И я заговорщицки улыбнулся ему.
– Чуть-чуть, для согрева. Можно заглянуть в «Манаскуан».
Бар «Манаскуан» стоял по другую сторону парковки – бывший рыбацкий кабак, смахивающий на сарай старый дом с красной вывеской «БАР» на шатровой крыше. Бен Музакис сказал мне однажды, мы тогда разговаривали с ним на палубе о «налоговых убежищах», что вложил в него деньги – свои и брата жены, Эвангелиса.
– Что скажете? – спросил Уолтер, уже направляясь в ту сторону. – Выпьем по одной, Фрэнк.
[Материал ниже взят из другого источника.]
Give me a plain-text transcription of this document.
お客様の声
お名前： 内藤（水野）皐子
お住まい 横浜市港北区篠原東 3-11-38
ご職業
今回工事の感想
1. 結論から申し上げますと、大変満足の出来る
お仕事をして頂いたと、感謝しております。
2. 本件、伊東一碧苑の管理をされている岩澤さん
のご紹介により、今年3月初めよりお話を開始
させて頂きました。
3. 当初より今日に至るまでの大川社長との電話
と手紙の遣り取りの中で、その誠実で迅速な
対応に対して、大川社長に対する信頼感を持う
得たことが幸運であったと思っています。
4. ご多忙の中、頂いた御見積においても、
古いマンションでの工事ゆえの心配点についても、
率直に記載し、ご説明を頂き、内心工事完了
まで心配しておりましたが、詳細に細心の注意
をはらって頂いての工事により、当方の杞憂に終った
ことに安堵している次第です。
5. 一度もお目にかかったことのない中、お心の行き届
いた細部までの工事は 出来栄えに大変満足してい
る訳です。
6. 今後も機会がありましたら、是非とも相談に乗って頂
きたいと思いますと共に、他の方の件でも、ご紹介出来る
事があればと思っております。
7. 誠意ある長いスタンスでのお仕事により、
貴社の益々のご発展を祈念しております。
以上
Пить на ночь глядя с Уолтером Лаккеттом мне ничуть не хотелось. Мне хотелось домчаться до Викки и увезти ее в сонный Ламбертвилл, пока последние проблески солнечного света еще льнут к западному небосклону. Воспоминания о тех страшных столетиях в «Кофе Спот» вдруг выплыли из моей памяти, и я едва не запрыгнул в машину и не рванул с места, как удирающий от полиции преступник. Но не запрыгнул и не рванул. Стоял и смотрел на Уолтера в его шортах и свитере, он уже дошел до середины пустой парковки, а там остановился в позе, которую я могу назвать только душераздирающей. И я не смог отказать ему. У нас с Уолтером было что-то общее – незначительное, но неоспоримое, – и таким его делала вот эта самая поза. Викки там или не Викки, Ламбертвилл, не Ламбертвилл, но мы с Уолтером оба были мужчинами.
– Только по одной, – сказал я в темноту. – У меня свидание.
– Я присмотрю за временем, – отозвался Уолтер, уже затерявшийся среди тусклых береговых огней Брилле. – Сам присмотрю.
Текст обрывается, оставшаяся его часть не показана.